Pumpkin Banana Bread
- 1 cup pumpkin butter
- 1 banana ripe and peeled
- 1/3 cup butter browned See below
- 1 large egg
- 1 tsp vanilla extract
- 1 cup sugar
- 1 1/2 cups flour
- 1 tsp baking soda
- 1/8 tsp salt
- Preheat the oven to 350°F (175°C), and coat a 4x8-inch loaf pan with butter or cooking spray.
To Make Brown Butter
- Melt butter over medium heat and swirl the sauté pan to be sure the butter melts evenly.
- The butter will begin to foam and the color will change from yellow to golden to brown. Once you smell that nutty aroma, take the pan off the heat and allow to cool. It takes a few minutes total.
- Mash the ripe bananas in a large bowl with a fork by hand until smooth or in a mixing bowl with paddle. Add the pumpkin butter, browned butter, sugar, beaten egg, and vanilla.
- Sift together the flour, baking soda and salt. Add to the bowl of wet ingredients and mix thoroughly to blend.
- Pour batter into prepared loaf pan. Bake for 55 -60 minutes, or until a tester inserted into center comes out clean. If the bread is browning too quickly, tent the pan with aluminum foil.

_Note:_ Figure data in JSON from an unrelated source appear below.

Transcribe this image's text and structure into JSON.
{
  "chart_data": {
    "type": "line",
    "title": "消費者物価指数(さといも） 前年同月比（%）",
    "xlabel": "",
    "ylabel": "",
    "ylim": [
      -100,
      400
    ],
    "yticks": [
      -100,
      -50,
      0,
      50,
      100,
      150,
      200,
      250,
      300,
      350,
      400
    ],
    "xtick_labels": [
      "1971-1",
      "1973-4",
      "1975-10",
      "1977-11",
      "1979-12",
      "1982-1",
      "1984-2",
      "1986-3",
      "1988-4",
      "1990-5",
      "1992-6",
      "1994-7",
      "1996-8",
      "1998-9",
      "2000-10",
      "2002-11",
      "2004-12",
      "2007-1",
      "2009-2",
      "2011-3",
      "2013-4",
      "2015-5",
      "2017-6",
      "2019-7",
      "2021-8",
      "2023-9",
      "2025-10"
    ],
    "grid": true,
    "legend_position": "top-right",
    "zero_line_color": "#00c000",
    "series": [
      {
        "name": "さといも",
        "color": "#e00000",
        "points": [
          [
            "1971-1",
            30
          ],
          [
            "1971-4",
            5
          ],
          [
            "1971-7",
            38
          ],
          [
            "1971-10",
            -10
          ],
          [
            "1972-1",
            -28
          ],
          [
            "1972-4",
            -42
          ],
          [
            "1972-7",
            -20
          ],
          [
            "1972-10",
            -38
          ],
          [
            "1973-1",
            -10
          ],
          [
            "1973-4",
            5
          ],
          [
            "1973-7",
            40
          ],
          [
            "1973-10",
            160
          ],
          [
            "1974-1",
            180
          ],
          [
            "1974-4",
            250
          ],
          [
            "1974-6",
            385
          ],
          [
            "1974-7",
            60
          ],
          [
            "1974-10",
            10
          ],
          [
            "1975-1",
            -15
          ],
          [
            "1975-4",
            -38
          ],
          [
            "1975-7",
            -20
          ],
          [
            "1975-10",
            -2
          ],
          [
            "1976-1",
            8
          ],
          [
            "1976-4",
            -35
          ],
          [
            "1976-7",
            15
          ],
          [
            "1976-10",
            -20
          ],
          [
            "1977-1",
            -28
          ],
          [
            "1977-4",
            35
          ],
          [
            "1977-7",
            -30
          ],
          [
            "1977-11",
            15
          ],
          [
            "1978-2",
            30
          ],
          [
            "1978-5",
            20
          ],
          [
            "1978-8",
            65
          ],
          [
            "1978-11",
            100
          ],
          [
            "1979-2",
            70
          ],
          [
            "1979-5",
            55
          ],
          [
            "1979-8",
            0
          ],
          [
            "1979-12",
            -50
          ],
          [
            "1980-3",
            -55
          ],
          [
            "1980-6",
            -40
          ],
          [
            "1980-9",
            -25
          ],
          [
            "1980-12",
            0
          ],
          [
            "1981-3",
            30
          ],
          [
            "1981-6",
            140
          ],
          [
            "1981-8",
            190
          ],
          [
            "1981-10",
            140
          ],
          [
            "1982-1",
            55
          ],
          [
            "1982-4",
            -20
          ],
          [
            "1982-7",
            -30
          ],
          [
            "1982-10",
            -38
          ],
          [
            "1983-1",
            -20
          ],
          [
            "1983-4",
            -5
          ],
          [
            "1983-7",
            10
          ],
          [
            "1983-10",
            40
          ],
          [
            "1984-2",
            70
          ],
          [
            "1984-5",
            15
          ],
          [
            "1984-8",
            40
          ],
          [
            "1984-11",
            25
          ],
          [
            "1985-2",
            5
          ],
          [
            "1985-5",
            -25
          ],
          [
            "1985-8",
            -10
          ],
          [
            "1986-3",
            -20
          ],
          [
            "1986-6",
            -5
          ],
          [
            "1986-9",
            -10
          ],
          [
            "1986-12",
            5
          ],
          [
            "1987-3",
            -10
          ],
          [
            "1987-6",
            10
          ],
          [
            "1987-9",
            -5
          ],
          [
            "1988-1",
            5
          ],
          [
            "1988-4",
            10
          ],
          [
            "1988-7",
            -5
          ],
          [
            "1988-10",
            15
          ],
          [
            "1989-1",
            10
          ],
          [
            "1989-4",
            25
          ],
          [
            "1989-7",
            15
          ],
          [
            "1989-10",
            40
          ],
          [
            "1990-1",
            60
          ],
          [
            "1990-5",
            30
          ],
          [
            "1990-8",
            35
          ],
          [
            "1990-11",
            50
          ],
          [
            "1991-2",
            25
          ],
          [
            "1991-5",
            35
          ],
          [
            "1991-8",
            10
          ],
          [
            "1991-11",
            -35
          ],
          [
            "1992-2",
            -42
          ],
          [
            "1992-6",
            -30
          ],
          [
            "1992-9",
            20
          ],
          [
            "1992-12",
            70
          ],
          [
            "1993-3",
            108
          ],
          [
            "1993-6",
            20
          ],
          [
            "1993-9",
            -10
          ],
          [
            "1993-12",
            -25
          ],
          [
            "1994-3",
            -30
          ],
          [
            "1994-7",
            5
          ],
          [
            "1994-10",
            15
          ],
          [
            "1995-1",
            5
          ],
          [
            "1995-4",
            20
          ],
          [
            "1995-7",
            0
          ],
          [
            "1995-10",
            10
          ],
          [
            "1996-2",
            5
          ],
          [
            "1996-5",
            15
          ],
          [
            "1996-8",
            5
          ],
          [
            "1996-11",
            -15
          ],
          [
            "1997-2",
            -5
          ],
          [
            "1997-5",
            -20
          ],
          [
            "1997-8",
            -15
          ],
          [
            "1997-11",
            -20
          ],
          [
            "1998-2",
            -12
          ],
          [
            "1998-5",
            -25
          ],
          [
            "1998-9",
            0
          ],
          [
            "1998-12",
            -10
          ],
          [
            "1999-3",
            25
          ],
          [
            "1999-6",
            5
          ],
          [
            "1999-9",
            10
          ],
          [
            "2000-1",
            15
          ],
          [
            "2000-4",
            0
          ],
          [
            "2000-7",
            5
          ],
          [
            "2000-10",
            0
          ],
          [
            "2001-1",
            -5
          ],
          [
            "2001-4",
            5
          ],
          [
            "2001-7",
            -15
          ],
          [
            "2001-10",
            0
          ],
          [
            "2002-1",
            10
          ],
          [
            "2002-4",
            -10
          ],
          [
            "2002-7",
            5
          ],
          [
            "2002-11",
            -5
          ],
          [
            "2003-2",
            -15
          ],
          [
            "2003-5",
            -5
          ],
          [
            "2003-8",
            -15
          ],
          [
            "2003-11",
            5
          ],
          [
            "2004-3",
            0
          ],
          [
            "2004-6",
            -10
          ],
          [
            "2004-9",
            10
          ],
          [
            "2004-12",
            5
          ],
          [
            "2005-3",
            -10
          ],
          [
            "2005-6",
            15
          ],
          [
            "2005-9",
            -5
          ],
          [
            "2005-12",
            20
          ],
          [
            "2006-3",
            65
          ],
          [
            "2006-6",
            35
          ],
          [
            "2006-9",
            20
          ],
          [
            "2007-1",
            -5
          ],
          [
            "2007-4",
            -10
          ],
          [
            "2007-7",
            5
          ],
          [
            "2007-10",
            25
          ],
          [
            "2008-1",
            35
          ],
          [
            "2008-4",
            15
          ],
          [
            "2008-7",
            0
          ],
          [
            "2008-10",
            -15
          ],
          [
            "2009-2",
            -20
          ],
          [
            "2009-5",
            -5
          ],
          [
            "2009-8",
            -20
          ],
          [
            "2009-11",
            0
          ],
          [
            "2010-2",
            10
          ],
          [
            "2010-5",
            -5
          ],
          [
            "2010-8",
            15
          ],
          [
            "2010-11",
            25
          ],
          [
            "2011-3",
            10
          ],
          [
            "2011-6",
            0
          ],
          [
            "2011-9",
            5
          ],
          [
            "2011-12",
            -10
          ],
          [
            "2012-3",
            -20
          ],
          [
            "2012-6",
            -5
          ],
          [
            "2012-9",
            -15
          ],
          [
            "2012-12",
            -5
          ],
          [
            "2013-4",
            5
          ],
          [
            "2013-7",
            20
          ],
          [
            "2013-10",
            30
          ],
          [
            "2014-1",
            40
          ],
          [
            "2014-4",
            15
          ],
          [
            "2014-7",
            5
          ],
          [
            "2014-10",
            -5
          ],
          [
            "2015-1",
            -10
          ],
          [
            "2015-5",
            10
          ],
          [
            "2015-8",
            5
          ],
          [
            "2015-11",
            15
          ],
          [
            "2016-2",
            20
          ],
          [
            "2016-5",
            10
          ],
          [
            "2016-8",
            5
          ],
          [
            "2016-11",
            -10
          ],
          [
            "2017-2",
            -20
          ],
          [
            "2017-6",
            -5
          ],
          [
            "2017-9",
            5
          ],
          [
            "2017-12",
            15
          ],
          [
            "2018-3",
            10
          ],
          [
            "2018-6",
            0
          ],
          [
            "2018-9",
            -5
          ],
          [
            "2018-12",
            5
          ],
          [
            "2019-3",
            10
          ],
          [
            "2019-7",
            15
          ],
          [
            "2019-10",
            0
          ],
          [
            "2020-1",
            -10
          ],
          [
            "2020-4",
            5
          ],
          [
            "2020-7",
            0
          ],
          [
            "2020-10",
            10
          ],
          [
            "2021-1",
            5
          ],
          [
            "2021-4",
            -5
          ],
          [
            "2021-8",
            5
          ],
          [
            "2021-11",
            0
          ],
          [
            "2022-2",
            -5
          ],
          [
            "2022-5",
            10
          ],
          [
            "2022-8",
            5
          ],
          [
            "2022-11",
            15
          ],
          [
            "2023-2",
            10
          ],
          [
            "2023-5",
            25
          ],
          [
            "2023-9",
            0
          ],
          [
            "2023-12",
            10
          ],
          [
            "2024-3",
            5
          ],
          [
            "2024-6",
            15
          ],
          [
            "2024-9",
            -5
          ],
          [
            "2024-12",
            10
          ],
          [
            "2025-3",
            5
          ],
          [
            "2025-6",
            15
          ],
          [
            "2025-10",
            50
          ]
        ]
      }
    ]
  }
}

- Remove from oven and let cool in the pan for a 5 minutes. Then run spatula along sides of pan and bread, tilt pan sideways and remove bread from loaf pan. Let cool on wire rack for at least 15-20 minutes before slicing.
The information shown is an estimate provided by an online nutrition calculator. It should not be considered a substitute for a professional nutritionist's advice.